City Council on Monday approved the use of up to $12,150 in COVID relief funds to replace one of the HVAC units.
“We look good. I think not only does it look good, but we’ve proven that we care about older people. We have programs going on, we have activities and that’s really about it. it’s about,” Marks said.
The elders noticed the changes in the building. “They did it again and it’s beautiful here now,” McNutt said.
Paul Irons, an 86-year-old retired firefighter from Athens, has been at the facility for several years and said the improvements were excellent.
“It’s very different, it’s been remodeled. … The city has spent a lot of money remodeling all of this,” he said.
The center is open Monday through Friday, and Irons comes each day to play dominoes. He even taught several other seniors how to play. Irons said he had been playing for 63 years. “I could play it 24/7.”
Irons said he really enjoyed coming to the center. “I don’t meet strangers. It’s just friends I’ve never met.”

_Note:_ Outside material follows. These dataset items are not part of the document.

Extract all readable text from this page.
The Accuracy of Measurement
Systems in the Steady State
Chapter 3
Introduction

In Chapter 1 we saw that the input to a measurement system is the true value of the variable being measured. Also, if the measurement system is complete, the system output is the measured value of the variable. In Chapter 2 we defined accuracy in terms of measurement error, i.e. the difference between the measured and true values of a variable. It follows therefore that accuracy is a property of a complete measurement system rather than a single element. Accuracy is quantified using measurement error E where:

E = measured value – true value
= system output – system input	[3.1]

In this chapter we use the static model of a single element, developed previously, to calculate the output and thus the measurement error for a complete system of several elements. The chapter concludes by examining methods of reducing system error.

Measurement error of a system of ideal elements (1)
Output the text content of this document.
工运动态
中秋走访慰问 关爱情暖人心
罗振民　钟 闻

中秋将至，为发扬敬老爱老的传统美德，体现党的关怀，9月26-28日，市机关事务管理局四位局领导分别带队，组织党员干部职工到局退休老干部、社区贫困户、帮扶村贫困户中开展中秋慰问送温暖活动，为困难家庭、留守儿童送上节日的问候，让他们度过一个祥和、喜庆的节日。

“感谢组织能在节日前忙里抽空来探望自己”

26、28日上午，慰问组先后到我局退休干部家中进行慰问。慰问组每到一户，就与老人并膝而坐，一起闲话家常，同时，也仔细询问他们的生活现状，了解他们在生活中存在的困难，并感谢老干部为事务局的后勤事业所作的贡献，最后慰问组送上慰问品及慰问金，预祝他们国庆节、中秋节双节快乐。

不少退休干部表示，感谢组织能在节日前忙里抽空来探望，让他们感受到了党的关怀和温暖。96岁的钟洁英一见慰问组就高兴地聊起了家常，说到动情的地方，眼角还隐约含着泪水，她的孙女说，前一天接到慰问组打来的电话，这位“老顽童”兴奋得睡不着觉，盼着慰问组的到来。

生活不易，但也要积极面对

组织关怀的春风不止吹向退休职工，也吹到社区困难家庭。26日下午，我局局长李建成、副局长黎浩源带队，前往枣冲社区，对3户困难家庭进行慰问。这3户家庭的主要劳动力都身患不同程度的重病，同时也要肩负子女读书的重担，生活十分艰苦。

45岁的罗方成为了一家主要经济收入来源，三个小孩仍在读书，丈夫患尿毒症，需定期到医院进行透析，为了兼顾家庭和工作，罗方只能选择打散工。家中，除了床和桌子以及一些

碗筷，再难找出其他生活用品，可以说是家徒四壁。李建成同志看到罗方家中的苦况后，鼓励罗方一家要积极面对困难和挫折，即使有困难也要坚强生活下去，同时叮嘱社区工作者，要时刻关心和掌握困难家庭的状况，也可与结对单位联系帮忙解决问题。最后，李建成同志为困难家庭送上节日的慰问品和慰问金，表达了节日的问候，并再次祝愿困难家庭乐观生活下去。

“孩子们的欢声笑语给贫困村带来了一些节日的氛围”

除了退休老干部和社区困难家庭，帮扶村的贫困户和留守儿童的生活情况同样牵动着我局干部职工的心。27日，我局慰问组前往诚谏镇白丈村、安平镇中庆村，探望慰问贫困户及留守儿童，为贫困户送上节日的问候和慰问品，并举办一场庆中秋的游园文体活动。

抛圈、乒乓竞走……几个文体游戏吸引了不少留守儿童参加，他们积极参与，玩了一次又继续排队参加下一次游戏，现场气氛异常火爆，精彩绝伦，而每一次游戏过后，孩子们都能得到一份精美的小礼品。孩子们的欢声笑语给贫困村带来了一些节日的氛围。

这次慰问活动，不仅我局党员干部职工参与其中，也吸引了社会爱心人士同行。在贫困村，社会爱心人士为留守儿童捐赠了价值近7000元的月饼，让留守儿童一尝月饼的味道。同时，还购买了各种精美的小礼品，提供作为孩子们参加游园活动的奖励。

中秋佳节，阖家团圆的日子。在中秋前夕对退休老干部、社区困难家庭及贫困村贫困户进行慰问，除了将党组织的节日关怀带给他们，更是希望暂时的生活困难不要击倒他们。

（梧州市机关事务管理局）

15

Of his fellow seniors at the center, he said, “I love them the way they love me, I hope.”
Amy Golden, special projects coordinator for the mayor’s office, is currently the center’s only paid employee. Golden was already in his position before Athens took over the installation. When the opportunity arose, she asked Marks if she could run the center.
Golden said the city’s program cannot be compared to that of the Council on Aging.
“We’re a completely different model,” she said. The new program is “just a community of Athenians and people from County Limestone who just like to be together and be active. … It’s just a really healthy environment.”
Marks said the center will be part of the city’s fiscal year 2023 budget being developed. He said they wanted to hire an assistant for Golden. Marks said the building is also available for rent, which will provide revenue for its operation.
Athens was already paying for building utilities before taking over senior program operations, “but there will definitely be additional costs,” Marks said.
Marks said the ultimate goal is to provide activities for seniors.
“The overall goal is to do what’s best for our seniors. I believe we’ve done that with our activity center,” Marks said. “I’m proud of what we do.”
The busiest day so far was August 2, when 92 seniors showed up. One of the day’s activities was a dance party. There were 1,076 people present in May, 591 in June and 1,012 in July. If people come for more than one day, they are counted every day.